How to use it in a service
This song is well suited to specific occasions more than to general Sunday worship rotation. Church anniversaries, personal milestone services, end-of-year services, ordinations, graduations, and any gathering that involves a significant passage of time are natural homes for it.
For a congregation in a season of institutional uncertainty or transition, this song can serve as an anchor before they have to trust him with what they do not yet know about the future.
For smaller, intimate settings like retreats or leadership gatherings, this song can carry significant weight. The slower tempo and reflective posture work better in a room that has the space to settle than in a large, high-energy service context.
Consider inviting a brief moment of personal reflection before leading into the song. A single sentence that says "Think about your own past ten years, or twenty, or five, and what you have watched God do in them" can prime the congregation to engage the lyric with their own specific memories rather than a general notion.
Things to watch for as the worship leader
At 68 BPM in an intimate arrangement, the most common mistake is leading from performance mode rather than reflection mode. If your body language and vocal approach say "listen to this great song," the congregation will watch. If your body language says "I am actually thinking about what I am singing," the congregation will think with you.
Tempo stability at 68 BPM can drift toward reverence-slow if you are not intentional. Stay connected to the pulse. The tempo is already slow enough to create space. Slower than that loses the melody's sense of forward motion.
This song can land very quietly in a room where people are deeply engaged. Do not mistake the quiet for disengagement. Watch eyes, not volume, to gauge the room's actual state.
At the end of the song, give the room time to breathe before speaking. The closing note should have fully resolved and the room should have been in the silence for at least a few beats before you say anything. What you say after this song matters. Do not fill the space with a transition that discards what the song built.
A note for the team behind you (techs, vocalists, band)

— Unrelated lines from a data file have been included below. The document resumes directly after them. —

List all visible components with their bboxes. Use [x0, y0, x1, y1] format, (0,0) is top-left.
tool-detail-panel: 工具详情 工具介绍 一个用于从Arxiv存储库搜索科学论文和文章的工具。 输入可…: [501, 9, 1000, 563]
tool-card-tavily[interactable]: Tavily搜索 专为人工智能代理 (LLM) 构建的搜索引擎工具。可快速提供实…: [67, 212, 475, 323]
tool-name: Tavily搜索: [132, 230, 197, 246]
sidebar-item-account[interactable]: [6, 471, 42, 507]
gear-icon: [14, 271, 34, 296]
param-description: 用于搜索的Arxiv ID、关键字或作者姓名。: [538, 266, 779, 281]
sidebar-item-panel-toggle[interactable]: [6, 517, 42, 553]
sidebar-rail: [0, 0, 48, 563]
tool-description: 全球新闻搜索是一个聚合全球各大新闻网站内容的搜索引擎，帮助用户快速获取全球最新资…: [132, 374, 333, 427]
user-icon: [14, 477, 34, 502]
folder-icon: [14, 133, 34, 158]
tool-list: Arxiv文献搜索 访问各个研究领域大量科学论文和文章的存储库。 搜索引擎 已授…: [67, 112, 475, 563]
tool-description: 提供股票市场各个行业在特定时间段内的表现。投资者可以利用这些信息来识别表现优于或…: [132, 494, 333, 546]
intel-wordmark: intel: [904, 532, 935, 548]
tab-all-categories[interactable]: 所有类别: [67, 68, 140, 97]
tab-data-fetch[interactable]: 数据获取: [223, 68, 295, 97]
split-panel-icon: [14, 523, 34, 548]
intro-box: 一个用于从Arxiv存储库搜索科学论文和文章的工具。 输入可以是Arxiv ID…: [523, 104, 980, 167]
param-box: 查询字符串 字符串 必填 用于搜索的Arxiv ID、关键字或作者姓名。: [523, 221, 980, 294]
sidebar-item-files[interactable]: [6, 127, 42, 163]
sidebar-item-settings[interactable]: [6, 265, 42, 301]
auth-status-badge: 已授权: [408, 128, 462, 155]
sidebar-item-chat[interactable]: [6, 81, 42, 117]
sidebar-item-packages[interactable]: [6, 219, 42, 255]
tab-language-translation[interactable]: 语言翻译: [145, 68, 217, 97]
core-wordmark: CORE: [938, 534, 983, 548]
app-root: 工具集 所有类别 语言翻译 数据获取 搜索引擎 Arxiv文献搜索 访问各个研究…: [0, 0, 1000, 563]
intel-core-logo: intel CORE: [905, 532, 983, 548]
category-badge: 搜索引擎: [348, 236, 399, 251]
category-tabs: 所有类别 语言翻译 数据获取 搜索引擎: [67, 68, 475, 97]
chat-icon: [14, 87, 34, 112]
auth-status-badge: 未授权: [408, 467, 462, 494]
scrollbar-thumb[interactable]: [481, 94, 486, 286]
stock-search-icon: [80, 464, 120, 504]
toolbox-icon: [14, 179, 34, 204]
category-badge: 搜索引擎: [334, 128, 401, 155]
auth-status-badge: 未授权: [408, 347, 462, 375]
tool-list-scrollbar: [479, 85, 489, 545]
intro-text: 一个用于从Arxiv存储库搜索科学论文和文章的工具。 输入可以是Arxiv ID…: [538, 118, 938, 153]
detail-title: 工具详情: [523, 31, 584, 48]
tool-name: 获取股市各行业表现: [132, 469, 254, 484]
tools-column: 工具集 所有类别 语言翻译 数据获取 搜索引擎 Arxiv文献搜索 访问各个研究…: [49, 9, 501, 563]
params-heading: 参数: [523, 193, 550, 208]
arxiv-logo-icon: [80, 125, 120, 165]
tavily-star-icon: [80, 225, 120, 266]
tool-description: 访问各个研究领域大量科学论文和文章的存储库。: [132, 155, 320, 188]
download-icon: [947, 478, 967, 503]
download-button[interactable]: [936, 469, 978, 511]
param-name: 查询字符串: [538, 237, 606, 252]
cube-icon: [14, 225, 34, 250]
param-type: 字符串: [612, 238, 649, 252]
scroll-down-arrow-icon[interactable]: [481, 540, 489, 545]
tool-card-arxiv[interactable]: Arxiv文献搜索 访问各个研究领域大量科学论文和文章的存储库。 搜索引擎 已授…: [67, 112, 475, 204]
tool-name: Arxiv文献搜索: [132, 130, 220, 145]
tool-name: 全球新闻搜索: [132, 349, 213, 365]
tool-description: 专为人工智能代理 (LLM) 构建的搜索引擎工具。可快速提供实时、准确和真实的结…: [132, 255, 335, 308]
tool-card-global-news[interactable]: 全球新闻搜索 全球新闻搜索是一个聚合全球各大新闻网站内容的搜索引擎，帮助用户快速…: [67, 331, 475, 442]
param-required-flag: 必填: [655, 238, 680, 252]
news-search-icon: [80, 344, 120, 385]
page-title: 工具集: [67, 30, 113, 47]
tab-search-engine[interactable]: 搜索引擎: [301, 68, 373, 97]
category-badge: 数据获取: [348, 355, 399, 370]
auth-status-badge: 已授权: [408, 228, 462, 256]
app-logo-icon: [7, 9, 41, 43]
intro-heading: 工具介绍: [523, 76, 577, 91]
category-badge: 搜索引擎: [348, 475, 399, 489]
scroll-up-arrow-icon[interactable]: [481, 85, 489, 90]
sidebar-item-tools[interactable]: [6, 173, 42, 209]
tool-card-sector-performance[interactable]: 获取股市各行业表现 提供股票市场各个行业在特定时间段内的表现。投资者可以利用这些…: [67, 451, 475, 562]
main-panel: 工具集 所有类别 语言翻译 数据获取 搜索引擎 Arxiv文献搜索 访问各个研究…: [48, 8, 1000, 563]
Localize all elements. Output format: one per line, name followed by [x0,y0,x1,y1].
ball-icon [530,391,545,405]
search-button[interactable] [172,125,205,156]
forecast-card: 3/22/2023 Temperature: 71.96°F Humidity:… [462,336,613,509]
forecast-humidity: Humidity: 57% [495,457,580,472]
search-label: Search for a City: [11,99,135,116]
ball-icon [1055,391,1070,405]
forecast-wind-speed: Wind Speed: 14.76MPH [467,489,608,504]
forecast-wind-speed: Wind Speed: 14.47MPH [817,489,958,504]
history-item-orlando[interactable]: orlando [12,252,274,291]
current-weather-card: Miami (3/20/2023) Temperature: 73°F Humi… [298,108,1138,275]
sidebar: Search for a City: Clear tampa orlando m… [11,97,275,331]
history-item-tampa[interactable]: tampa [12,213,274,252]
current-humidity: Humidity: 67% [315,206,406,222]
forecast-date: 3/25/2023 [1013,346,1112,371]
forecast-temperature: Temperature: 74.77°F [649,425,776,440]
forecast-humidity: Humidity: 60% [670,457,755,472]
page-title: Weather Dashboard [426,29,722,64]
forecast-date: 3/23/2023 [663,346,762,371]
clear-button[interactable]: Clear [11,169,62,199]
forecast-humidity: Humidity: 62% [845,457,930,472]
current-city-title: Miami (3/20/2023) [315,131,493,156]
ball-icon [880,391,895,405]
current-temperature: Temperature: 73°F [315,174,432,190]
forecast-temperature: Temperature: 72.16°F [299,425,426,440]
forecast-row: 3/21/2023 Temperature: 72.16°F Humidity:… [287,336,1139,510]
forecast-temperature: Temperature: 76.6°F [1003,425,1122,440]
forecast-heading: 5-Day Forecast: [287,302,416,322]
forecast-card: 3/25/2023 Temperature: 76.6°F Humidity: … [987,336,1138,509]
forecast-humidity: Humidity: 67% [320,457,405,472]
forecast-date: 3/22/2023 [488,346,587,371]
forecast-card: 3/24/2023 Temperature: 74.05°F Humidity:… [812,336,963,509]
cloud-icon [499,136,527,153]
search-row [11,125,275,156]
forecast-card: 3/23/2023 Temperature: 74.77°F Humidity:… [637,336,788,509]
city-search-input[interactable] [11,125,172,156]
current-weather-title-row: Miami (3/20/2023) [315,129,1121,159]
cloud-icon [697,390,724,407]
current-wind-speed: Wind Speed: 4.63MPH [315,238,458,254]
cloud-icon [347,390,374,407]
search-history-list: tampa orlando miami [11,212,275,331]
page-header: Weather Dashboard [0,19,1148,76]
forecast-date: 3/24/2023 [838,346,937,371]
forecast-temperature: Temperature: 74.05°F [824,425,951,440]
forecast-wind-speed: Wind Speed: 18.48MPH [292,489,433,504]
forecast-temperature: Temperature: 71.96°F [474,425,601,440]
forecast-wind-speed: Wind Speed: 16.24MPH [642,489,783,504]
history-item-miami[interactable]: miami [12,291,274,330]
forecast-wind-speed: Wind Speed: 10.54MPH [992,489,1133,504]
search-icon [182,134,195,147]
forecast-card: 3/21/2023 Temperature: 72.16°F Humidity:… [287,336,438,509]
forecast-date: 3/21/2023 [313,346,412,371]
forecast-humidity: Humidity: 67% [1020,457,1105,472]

For the band: "Decade" calls for the most restrained playing many musicians have access to. The arrangement should be sparse. Piano leading, acoustic guitar in support, bass sitting below without driving, and minimal or no percussion in the verses. If percussion is used, brushes on a snare or a room-miked kick at very low velocity is the maximum. The instrumental bed should feel like it is underneath the lyric, not alongside it. A keyboard pad can carry more of the harmonic weight than any strummed instrument, because the pad sustains without creating rhythmic events that interrupt the reflective mood.
For vocalists: if this song includes background vocal parts, they should be harmonically supportive without adding any melodic material that competes with the lead. Ooh and ah backgrounds, carefully blended, at a volume that requires the listener to lean in slightly to hear them, will add warmth without stealing attention. Resist any vibrato that feels emotive rather than natural. The song's emotional register is settled gratitude, not peak experience. The vocal performance should match.
For the tech team: this song is a mix discipline test. Every frequency that does not belong will be audible because there is nothing else to mask it. High-pass everything aggressively. Pull any harsh mid-frequencies from the piano. Let the vocal sit in a warm, slightly forward place in the mix, present and near rather than detached. Reverb decay should be longer than your standard setting, creating space around the vocal without muddying the harmonic content. For lighting: this song calls for the warmest, most subdued look in your palette. If you have amber or warm white fixtures, use them at low intensity. The goal is that the room feels safe for personal reflection, not staged for a performance. Ensure that any background screens or IMAG feeds during this song are serving the song rather than competing with it. A static, warm visual with the lyrics is appropriate. A busy motion graphic is not.